Hoop sits between humans, AI agents, and the production systems they touch. Every action, human or agent, passes through. RBAC, masking, approval gates, audit logging all run on the same path.
Two weeks ago we shipped the user MCP server, which lets a dev team's agent operate with the identity of the human user who started the session. Last week we shipped OAuth federation, which means that identity comes from the same IdP the security team already trusts. Both of those launches answered the same question: who is the agent.
The next question is what is the agent doing right now, and is that okay.
Session Analyzer is the answer. It is an agent the security team configures. It runs against the live stream of commands flowing through the gateway. The security team writes a prompt instead of a policy. The prompt says, in natural language, what kinds of action are sensitive, what context matters, what should trigger escalation.

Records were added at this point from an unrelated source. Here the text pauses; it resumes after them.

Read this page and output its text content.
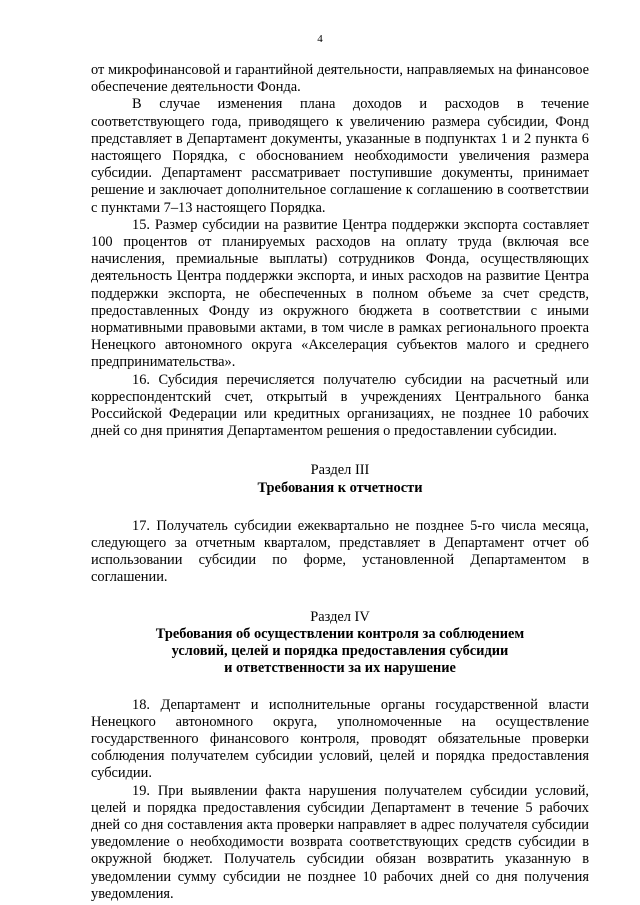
4

от микрофинансовой и гарантийной деятельности, направляемых на финансовое обеспечение деятельности Фонда.

В случае изменения плана доходов и расходов в течение соответствующего года, приводящего к увеличению размера субсидии, Фонд представляет в Департамент документы, указанные в подпунктах 1 и 2 пункта 6 настоящего Порядка, с обоснованием необходимости увеличения размера субсидии. Департамент рассматривает поступившие документы, принимает решение и заключает дополнительное соглашение к соглашению в соответствии с пунктами 7–13 настоящего Порядка.

15. Размер субсидии на развитие Центра поддержки экспорта составляет 100 процентов от планируемых расходов на оплату труда (включая все начисления, премиальные выплаты) сотрудников Фонда, осуществляющих деятельность Центра поддержки экспорта, и иных расходов на развитие Центра поддержки экспорта, не обеспеченных в полном объеме за счет средств, предоставленных Фонду из окружного бюджета в соответствии с иными нормативными правовыми актами, в том числе в рамках регионального проекта Ненецкого автономного округа «Акселерация субъектов малого и среднего предпринимательства».

16. Субсидия перечисляется получателю субсидии на расчетный или корреспондентский счет, открытый в учреждениях Центрального банка Российской Федерации или кредитных организациях, не позднее 10 рабочих дней со дня принятия Департаментом решения о предоставлении субсидии.

Раздел III
Требования к отчетности

17. Получатель субсидии ежеквартально не позднее 5-го числа месяца, следующего за отчетным кварталом, представляет в Департамент отчет об использовании субсидии по форме, установленной Департаментом в соглашении.

Раздел IV
Требования об осуществлении контроля за соблюдением
условий, целей и порядка предоставления субсидии
и ответственности за их нарушение

18. Департамент и исполнительные органы государственной власти Ненецкого автономного округа, уполномоченные на осуществление государственного финансового контроля, проводят обязательные проверки соблюдения получателем субсидии условий, целей и порядка предоставления субсидии.

19. При выявлении факта нарушения получателем субсидии условий, целей и порядка предоставления субсидии Департамент в течение 5 рабочих дней со дня составления акта проверки направляет в адрес получателя субсидии уведомление о необходимости возврата соответствующих средств субсидии в окружной бюджет. Получатель субсидии обязан возвратить указанную в уведомлении сумму субсидии не позднее 10 рабочих дней со дня получения уведомления.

The Session Analyzer reads each session as it happens and decides, in real time, whether to flag it, pause it, or let it run.
The dev team's agent and the security team's agent operate at the same speed. Same generation of tooling. Same model class. The asymmetry that has been making security teams miserable for the last year goes away.
What about specific, controlled actions?
There is a second half to this picture that we will go deeper on later this week. Most of the conversation about AI agent governance assumes the agent is given broad permissions and then restricted by policy. There is another direction worth exploring: giving the agent specific, named actions instead of broad permissions.
Hoop's Runbooks feature already supports this pattern. A runbook is a defined, parameterized action that an agent can invoke as a tool, with the parameters validated and the action audited alongside any other session. The agent does not have permission to do whatever it wants in the database. It has access to three runbooks. The runbooks are the entire surface.
That inversion changes the security model. We will write more on it this week.
What we want security teams to take from this
The work of governing AI agents in production is not a smaller version of the work of governing human engineers. It is a different shape, at a different speed, with a different surface of action. The controls need to match the shape of the problem, not the shape of last decade's problem.
Agent-on-agent governance is one way to do that. The security team gets an agent. The dev team's agents pass through it. The conversation about access stops being about static rules and starts being about real-time judgment, made by a system the security team owns and configures.
Same generation of tooling. Same speed. Same playing field.